O crédito do ICMS é uma garantia constitucional do contribuinte (CF, art. 155, § 2º, I). A entrada de mercadoria ou dos insumos para sua fabricação quando tributados dão direito a crédito para compensar o imposto devido na saída subsequente. Todavia, o crédito deverá ser anulado, salvo disposição em contrário da legislação, se na saída subsequente houver isenção ou não-incidência.
Ora, conforme jurisprudência mansa e pacífica do Supremo Tribunal Federal, a redução da base de cálculo constitui caso de isenção parcial. Ou seja, a tributação atinge apenas parte da base de cálculo – “a perspectiva dimensível do aspecto material da hipótese de incidência” (G. Ataliba).
José Souto Maior Borges conceitua a isenção parcial como uma redução tributária em que o efeito liberatório consiste na exigência de pagamento menor ao que sem a isenção esse fato geraria. Nas isenções parciais, surge o fato gerador, constituindo-se, portanto, a obrigação tributária, embora o quantum do débito seja inferior ao que normalmente seria devido se não tivesse sido estabelecido preceito isentivo (BORGES, 2001).
O entendimento jurisprudencial foi confirmado mais recentemente pelo Pleno no julgamento do Recurso Extraordinário 635.688, relator o Min. Gilmar Mendes, reconhecida repercussão geral, DJe 39, pub. em 13-2-2015:
“Recurso Extraordinário. 2. Direito Tributário. ICMS. 3. Não cumulatividade. Interpretação do disposto art. 155, §2º, II, da Constituição Federal. Redução de base de cálculo. Isenção parcial. Anulação proporcional dos créditos relativos às operações anteriores, salvo determinação legal em contrário na legislação estadual. 4. Previsão em convênio (CONFAZ). Natureza autorizativa. Ausência de determinação legal estadual para manutenção integral dos créditos. Anulação proporcional do crédito relativo às operações anteriores. 5. Repercussão geral. 6.Recurso extraordinário não provido.”
Conforme Paulo de Barros Carvalho, citado pelo relator, na isenção a regra matriz de incidência é “mutilada” em algum de seus critérios, para reduzir o valor devido pelo contribuinte (CARVALHO, 2010). No caso em tela, a “mutilação” se deu no critério quantitativo, mediante diminuição da base de cálculo.

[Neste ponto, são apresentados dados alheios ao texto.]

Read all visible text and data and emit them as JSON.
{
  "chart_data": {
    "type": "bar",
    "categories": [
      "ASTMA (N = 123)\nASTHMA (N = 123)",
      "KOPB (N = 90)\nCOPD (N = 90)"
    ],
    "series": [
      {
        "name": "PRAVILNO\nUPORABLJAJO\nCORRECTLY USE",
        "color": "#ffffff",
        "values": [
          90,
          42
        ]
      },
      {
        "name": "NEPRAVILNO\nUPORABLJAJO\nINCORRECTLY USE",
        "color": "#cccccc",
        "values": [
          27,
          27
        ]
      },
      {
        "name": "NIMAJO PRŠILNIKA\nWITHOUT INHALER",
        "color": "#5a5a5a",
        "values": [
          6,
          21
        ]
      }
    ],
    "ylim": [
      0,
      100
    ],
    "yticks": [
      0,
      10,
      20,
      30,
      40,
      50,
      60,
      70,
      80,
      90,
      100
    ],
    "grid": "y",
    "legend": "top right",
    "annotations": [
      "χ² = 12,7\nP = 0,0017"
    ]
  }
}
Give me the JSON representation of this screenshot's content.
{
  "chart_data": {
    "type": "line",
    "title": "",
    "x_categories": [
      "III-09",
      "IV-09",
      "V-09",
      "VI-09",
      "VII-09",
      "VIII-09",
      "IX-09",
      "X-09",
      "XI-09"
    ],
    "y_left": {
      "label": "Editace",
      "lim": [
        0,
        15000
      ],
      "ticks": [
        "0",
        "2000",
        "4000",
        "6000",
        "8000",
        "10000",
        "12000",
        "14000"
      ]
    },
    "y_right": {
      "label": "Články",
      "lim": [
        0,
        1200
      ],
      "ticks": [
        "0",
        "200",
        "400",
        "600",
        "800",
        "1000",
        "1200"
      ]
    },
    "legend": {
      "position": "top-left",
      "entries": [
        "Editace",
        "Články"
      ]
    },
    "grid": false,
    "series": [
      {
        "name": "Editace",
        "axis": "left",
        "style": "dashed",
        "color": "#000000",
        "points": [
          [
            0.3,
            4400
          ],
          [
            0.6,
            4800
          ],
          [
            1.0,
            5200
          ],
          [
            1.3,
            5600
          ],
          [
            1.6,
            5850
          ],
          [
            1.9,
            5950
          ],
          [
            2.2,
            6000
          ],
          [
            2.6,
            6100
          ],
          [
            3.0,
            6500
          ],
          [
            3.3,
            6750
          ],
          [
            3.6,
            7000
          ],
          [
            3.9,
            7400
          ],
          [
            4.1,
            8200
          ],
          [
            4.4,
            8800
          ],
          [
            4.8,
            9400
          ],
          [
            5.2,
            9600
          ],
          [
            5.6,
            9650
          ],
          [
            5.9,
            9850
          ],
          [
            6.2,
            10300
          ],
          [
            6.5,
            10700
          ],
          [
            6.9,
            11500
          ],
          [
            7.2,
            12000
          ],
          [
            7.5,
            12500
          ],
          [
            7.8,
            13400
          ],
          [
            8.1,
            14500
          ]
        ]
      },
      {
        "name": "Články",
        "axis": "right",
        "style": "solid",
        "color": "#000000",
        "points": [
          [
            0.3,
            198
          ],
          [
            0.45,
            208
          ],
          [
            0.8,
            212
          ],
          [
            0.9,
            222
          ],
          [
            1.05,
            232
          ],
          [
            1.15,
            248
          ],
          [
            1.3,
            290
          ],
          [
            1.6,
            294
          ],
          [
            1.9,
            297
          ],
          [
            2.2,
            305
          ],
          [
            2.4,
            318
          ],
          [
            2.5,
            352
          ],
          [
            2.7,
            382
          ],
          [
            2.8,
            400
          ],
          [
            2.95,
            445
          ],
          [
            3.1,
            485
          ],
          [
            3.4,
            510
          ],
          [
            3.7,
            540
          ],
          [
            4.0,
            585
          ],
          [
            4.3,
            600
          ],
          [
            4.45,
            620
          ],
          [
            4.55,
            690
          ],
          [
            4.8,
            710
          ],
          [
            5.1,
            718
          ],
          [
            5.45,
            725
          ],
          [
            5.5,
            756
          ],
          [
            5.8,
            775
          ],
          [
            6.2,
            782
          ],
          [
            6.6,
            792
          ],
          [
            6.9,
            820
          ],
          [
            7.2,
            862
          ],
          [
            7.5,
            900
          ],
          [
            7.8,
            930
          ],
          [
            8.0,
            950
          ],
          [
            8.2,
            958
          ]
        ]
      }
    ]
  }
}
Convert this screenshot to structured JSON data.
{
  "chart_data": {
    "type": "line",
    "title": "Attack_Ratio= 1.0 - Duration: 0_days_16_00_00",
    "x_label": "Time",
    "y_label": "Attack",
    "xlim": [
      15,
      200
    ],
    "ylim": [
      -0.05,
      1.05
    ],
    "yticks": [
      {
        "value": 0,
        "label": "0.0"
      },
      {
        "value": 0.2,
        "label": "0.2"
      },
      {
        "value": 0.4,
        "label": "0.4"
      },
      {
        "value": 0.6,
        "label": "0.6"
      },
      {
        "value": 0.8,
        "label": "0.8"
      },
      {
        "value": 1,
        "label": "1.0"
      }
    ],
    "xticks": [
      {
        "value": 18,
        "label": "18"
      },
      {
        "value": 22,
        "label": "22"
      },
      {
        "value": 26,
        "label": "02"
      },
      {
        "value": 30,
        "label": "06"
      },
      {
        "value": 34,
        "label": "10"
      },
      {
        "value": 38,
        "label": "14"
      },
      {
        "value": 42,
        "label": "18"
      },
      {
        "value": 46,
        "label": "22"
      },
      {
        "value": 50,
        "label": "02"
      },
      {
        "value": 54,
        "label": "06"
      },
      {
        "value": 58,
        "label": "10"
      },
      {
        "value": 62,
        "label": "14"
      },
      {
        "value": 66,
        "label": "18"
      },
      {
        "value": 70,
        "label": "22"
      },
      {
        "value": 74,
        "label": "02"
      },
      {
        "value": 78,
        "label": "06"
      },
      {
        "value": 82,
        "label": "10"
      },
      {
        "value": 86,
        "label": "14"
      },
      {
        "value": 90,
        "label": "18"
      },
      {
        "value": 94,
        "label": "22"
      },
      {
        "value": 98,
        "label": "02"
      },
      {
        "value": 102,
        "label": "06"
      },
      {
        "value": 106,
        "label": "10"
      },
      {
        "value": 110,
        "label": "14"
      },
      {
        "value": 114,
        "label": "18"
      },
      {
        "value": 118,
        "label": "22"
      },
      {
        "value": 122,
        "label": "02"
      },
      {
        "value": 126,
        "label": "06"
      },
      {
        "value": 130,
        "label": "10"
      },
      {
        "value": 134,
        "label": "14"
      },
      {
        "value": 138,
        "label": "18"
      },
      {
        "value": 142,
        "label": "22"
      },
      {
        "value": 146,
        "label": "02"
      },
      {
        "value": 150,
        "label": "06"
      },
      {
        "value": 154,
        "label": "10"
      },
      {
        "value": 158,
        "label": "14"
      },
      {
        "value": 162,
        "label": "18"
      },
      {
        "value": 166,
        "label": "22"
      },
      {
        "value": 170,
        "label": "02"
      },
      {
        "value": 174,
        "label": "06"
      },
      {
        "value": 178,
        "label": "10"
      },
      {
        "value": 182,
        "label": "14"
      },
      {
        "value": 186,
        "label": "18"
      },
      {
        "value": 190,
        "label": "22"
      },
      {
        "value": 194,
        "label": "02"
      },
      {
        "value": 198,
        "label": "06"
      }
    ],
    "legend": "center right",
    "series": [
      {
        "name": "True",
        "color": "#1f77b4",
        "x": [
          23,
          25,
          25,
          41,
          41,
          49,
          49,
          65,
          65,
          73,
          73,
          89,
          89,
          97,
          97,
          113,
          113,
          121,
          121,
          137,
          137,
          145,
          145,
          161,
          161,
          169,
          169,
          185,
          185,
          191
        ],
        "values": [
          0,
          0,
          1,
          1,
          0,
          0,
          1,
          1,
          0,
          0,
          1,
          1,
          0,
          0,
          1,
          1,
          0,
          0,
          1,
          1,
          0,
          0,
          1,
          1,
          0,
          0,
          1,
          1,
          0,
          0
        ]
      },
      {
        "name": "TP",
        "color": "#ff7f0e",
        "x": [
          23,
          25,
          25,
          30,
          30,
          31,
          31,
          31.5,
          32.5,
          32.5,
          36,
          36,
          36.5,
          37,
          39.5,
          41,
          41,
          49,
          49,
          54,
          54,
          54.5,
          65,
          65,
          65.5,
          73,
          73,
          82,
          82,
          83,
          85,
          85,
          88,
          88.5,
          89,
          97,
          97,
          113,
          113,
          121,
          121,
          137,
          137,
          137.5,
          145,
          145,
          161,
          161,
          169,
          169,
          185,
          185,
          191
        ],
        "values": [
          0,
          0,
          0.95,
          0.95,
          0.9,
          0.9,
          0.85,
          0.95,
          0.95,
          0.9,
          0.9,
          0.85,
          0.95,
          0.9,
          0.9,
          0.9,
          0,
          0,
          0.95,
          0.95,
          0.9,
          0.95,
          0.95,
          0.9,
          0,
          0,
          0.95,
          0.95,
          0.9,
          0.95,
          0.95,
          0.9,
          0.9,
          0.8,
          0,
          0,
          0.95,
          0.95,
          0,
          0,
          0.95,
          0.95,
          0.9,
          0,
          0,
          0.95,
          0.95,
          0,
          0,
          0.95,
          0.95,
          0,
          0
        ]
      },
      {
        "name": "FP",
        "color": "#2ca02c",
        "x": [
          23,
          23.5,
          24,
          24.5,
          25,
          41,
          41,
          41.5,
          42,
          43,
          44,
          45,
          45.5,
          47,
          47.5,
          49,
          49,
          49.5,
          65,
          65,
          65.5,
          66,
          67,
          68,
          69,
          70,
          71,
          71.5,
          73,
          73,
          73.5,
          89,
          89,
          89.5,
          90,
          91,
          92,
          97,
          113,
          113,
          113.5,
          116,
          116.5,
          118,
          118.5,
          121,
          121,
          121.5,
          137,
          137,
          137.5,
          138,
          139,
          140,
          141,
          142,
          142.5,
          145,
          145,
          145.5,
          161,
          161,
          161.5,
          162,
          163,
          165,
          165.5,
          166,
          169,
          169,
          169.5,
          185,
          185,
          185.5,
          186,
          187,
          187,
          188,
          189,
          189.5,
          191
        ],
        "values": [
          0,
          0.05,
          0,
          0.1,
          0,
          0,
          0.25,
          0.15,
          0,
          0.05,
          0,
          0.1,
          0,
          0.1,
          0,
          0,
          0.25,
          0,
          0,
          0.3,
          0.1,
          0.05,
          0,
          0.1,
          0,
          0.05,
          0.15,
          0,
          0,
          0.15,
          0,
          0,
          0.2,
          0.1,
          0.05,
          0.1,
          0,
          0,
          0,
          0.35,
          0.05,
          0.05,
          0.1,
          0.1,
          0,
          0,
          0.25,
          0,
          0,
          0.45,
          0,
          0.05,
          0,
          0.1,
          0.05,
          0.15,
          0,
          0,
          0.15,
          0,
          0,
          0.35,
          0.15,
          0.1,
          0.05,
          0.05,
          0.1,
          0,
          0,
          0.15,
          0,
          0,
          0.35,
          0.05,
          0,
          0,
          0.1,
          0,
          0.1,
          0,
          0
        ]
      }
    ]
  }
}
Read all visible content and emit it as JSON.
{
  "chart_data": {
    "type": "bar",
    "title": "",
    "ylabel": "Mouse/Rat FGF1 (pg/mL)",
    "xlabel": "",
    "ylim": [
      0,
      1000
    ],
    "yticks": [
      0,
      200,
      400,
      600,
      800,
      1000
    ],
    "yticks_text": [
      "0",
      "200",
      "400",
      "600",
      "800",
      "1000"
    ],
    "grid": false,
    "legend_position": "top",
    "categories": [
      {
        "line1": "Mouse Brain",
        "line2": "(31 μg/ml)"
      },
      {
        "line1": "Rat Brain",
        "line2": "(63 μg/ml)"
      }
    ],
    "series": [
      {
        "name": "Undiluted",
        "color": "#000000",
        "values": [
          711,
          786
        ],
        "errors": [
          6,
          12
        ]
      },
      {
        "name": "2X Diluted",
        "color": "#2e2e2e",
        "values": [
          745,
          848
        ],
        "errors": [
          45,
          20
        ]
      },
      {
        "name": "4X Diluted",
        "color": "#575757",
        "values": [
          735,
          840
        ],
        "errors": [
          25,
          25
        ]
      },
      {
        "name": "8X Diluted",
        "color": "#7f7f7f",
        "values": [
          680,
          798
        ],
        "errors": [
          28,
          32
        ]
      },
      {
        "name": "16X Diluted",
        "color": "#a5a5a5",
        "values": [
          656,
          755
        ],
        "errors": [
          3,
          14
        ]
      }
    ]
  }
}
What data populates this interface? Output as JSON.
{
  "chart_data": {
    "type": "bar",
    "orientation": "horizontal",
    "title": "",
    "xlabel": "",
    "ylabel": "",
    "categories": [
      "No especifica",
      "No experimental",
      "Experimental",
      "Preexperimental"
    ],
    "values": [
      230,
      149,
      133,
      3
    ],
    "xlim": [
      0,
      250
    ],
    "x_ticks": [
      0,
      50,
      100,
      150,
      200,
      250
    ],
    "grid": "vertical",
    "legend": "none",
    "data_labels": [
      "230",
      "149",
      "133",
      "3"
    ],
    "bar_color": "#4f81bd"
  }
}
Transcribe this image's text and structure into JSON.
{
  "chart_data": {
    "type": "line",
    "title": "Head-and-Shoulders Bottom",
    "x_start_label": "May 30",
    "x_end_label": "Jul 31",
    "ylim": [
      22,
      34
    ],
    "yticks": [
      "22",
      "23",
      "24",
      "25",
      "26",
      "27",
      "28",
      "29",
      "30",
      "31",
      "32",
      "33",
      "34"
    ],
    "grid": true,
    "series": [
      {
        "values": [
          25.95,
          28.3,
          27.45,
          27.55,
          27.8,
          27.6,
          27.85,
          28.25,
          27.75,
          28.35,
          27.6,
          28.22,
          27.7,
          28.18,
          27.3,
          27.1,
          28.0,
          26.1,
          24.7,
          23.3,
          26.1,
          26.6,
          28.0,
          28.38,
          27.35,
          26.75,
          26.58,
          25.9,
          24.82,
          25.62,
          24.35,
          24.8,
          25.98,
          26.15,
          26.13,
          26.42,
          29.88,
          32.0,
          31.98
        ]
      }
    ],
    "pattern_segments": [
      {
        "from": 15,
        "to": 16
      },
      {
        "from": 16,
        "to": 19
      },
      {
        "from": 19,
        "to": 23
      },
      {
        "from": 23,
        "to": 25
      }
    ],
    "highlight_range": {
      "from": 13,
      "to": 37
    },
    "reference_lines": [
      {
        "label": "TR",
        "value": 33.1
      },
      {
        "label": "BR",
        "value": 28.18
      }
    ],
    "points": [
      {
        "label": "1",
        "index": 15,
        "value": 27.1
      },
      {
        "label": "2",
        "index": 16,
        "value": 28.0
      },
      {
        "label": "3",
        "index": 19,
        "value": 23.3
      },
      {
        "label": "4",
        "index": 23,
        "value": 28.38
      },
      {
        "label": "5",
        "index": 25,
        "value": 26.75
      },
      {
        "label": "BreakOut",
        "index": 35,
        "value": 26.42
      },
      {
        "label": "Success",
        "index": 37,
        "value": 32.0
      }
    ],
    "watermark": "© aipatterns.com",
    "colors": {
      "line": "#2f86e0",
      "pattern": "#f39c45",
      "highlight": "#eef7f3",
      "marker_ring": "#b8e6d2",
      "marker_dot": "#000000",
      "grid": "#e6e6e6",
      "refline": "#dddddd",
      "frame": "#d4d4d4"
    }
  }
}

Como consequência – e a jurisprudência é nesse sentido – é permitido aos Estados federados exigir a anulação proporcional do crédito quando a operação for beneficiada com redução da base de cálculo. Nesse sentido, dispõe a Lei 10.297/1996 de Santa Catarina:
“Art. 23. O crédito será apropriado proporcionalmente, nos casos em que a operação ou prestação subsequente for beneficiada por redução de base de cálculo, na forma prevista na legislação tributária.”
Pode ocorrer, entretanto, que a legislação garanta a manutenção integral do crédito, usando da faculdade prevista no inciso II do § 2º do art. 155 da Constituição. Nesse caso, o contribuinte fica dispensado da anulação proporcional do crédito.
Poderá também transferir a terceiro esse crédito?
A já mencionada Lei 10.297/1996, no § 2º do art. 31 define que “Consideram-se acumulados, para os fins deste artigo, os saldos credores decorrentes de manutenção expressamente autorizada de créditos fiscais relativos a operações ou prestações subsequentes isentas ou não-tributadas e de diferimento”.
O crédito é dito acumulado quando a saída subsequente não sofrer a incidência do ICMS acumulada com expressa manutenção de crédito. Não é o caso do saldo credor em conta gráfica, resultado das entradas superarem as saídas, mas que continua vocacionado à compensação do ICMS devido. No caso do crédito acumulado, não há débito correspondente a ser compensado.
Se a redução da base de cálculo é caso de isenção parcial, como afirma o STF, razão por que o Estado pode exigir a anulação proporcional do crédito, devemos, por uma questão de coerência, admitir que no caso da legislação garantir a manutenção integral do crédito, a parcela mantida do crédito pode ser transferida a outro estabelecimento do mesmo contribuinte ou, havendo saldo remanescente, a terceiro.
Para melhor visualização, suponhamos que determinada operação seja beneficiada com redução de 30% da base de cálculo. Então, deve ser anulado 30% do crédito correspondente à entrada. Mas, se a legislação que concede a redução da base de cálculo também assegurar a manutenção integral do crédito, 30% do crédito será considerado acumulado e passível de transferência. Pretender o contrário, será adotar dois pesos e duas medidas, sempre a favor do Estado.
Notas e Referências:
BORGES, José Souto Maior, Teoria Geral da Isenção Tributária, 3ª ed. São Paulo: Malheiros, 2001.
CARVALHO, Paulo de Barros. Curso de Direito Tributário. 22ª ed. São Paulo: Malheiros, 2010.